• Image about Guillermo Anderson: Musica magica desde la costa hondurena

“Como cuando el sol mira a la luna con antojo, no puedo vivir sin ver el brillo de tus ojos. Así te quiero, así te quiero...” Una voz que encanta, aderezada con letras poéticas y pegajosas; y música cadenciosa que invita al baile.

Esos son los ingredientes principales de la receta que ha llevado al cantaautor Guillermo Anderson, creador de Malena, El encarguito, Mi país, El cielo me dice cosas y otros éxitos, a los primeros lugares de popularidad en Honduras.

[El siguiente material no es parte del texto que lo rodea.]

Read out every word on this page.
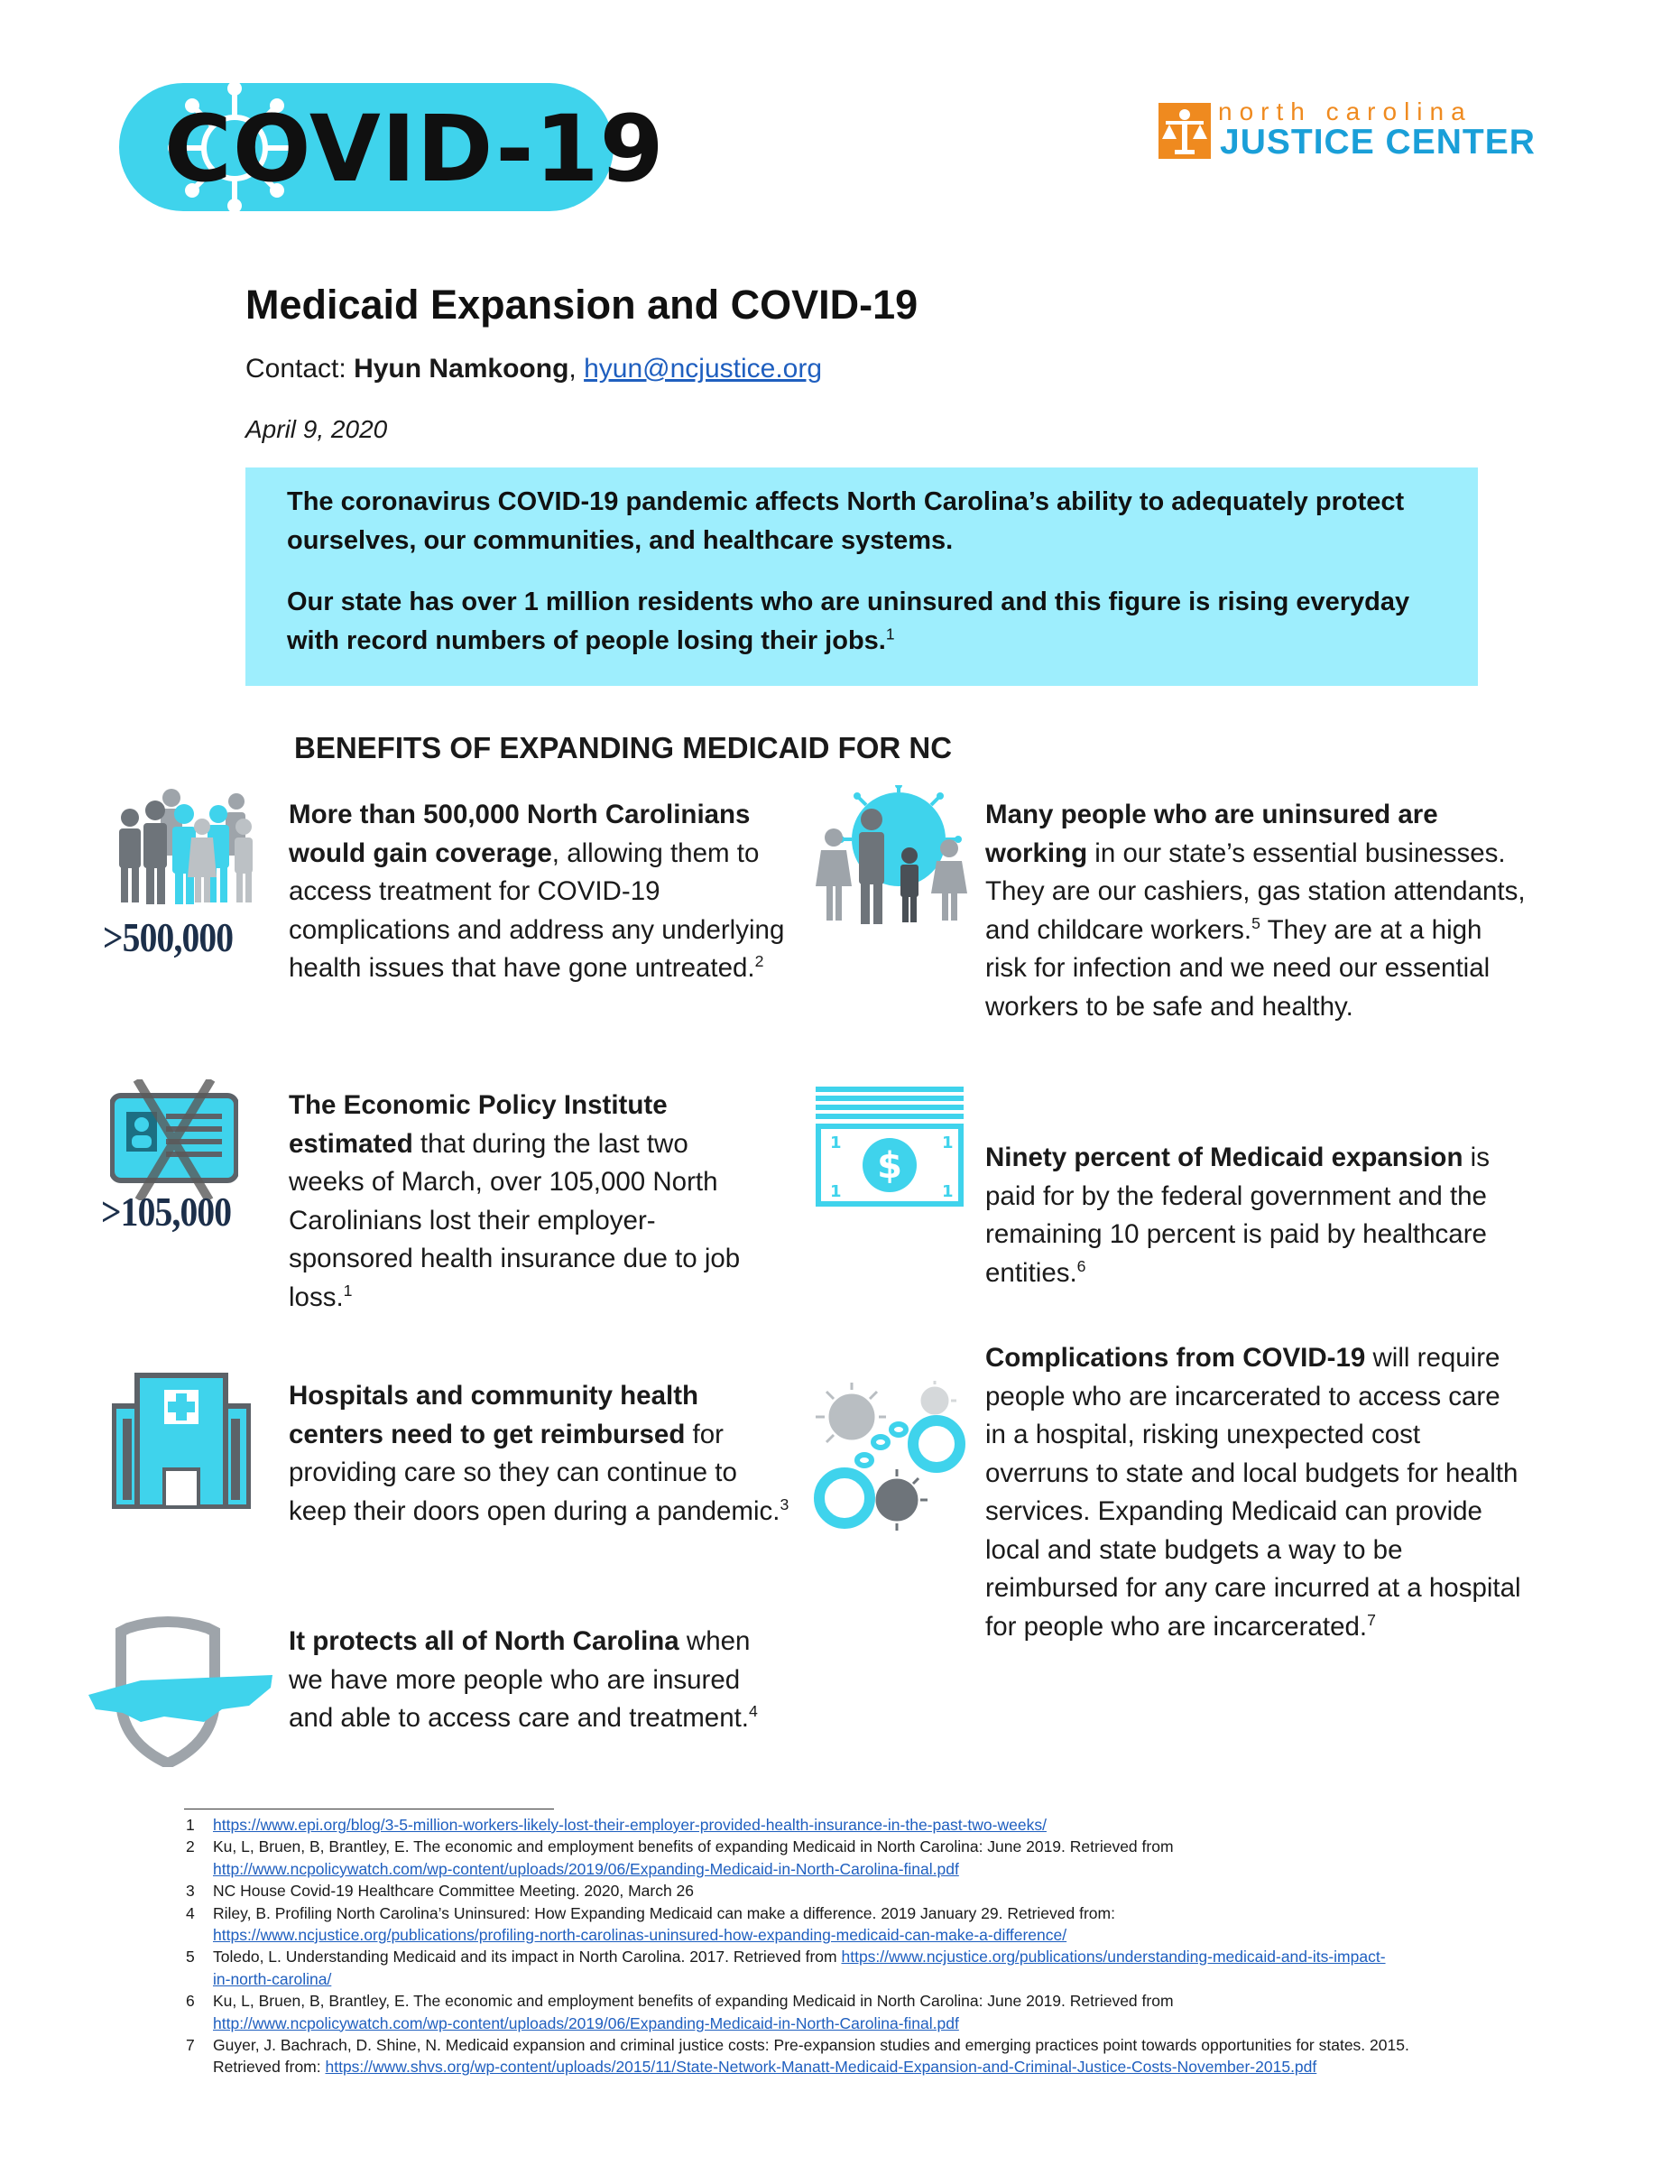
COVID-19	north carolina
JUSTICE CENTER
Medicaid Expansion and COVID-19
Contact: Hyun Namkoong, hyun@ncjustice.org
April 9, 2020
The coronavirus COVID-19 pandemic affects North Carolina’s ability to adequately protect ourselves, our communities, and healthcare systems.
Our state has over 1 million residents who are uninsured and this figure is rising everyday with record numbers of people losing their jobs.$^1$
BENEFITS OF EXPANDING MEDICAID FOR NC
>500,000
More than 500,000 North Carolinians would gain coverage, allowing them to access treatment for COVID-19 complications and address any underlying health issues that have gone untreated.$^2$
>105,000
The Economic Policy Institute estimated that during the last two weeks of March, over 105,000 North Carolinians lost their employer-sponsored health insurance due to job loss.$^1$
Hospitals and community health centers need to get reimbursed for providing care so they can continue to keep their doors open during a pandemic.$^3$
It protects all of North Carolina when we have more people who are insured and able to access care and treatment.$^4$
Many people who are uninsured are working in our state’s essential businesses. They are our cashiers, gas station attendants, and childcare workers.$^5$ They are at a high risk for infection and we need our essential workers to be safe and healthy.
$
1	1
1	1
Ninety percent of Medicaid expansion is paid for by the federal government and the remaining 10 percent is paid by healthcare entities.$^6$
Complications from COVID-19 will require people who are incarcerated to access care in a hospital, risking unexpected cost overruns to state and local budgets for health services. Expanding Medicaid can provide local and state budgets a way to be reimbursed for any care incurred at a hospital for people who are incarcerated.$^7$
1 https://www.epi.org/blog/3-5-million-workers-likely-lost-their-employer-provided-health-insurance-in-the-past-two-weeks/
2 Ku, L, Bruen, B, Brantley, E. The economic and employment benefits of expanding Medicaid in North Carolina: June 2019. Retrieved from
http://www.ncpolicywatch.com/wp-content/uploads/2019/06/Expanding-Medicaid-in-North-Carolina-final.pdf
3 NC House Covid-19 Healthcare Committee Meeting. 2020, March 26
4 Riley, B. Profiling North Carolina’s Uninsured: How Expanding Medicaid can make a difference. 2019 January 29. Retrieved from:
https://www.ncjustice.org/publications/profiling-north-carolinas-uninsured-how-expanding-medicaid-can-make-a-difference/
5 Toledo, L. Understanding Medicaid and its impact in North Carolina. 2017. Retrieved from https://www.ncjustice.org/publications/understanding-medicaid-and-its-impact-
in-north-carolina/
6 Ku, L, Bruen, B, Brantley, E. The economic and employment benefits of expanding Medicaid in North Carolina: June 2019. Retrieved from
http://www.ncpolicywatch.com/wp-content/uploads/2019/06/Expanding-Medicaid-in-North-Carolina-final.pdf
7 Guyer, J. Bachrach, D. Shine, N. Medicaid expansion and criminal justice costs: Pre-expansion studies and emerging practices point towards opportunities for states. 2015.
Retrieved from: https://www.shvs.org/wp-content/uploads/2015/11/State-Network-Manatt-Medicaid-Expansion-and-Criminal-Justice-Costs-November-2015.pdf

También fuera de ella, ya que sus canciones se han convertido en clásicos de la música latinoamericana contemporánea.

  • Image about Guillermo Anderson: Musica magica desde la costa hondurena
Multicultural, su producción ecléctica armoniza instrumentos contemporáneos y tradicionales. En su bosque rítmico algunos señalan rastros de new age, del jazz latino y del blues. Lo que es innegable es la presencia mágica de la costa hondureña, en la que nació y reside en la actualidad. Enamorado del mar, es clara la influencia de la cultura pluriétnica de La Ceiba, centro ecoturístico con una fuerte comunidad garífuna afrodescendiente.

Al inicio de su carrera, tocaba la guitarra y se hacía acompañar por dos tamboristas garífunas. Actualmente se presenta con el Grupo Ceibana, siete músicos y una bailarina que combinan ritmos como “la punta” y “la parranda,” con reggae, salsa y calypso. “Desde niño”, dice con una sonrisa, “ya le hacía al yancunú, el baile garífuna más espectacular”.

“La iguanita, el iguanito, don Iguano y doña Iguana, se levantan tempranito con el sol de la mañana...” Su repertorio tiene una serie de tonadas en las que brillan los valores ecológicos y de solidaridad, mediante letras que capturan a los pequeños.

Para los chiquitos se usa exitosamente en las escuelas públicas, como herramienta pedagógica, para enseñar música, ciencias naturales y ecología, pero su audiencia infantil rebasa las aulas.

Atractivo y carismático, Anderson conquista cada día más gente, lo mismo en América, que en Europa y hasta en Japón.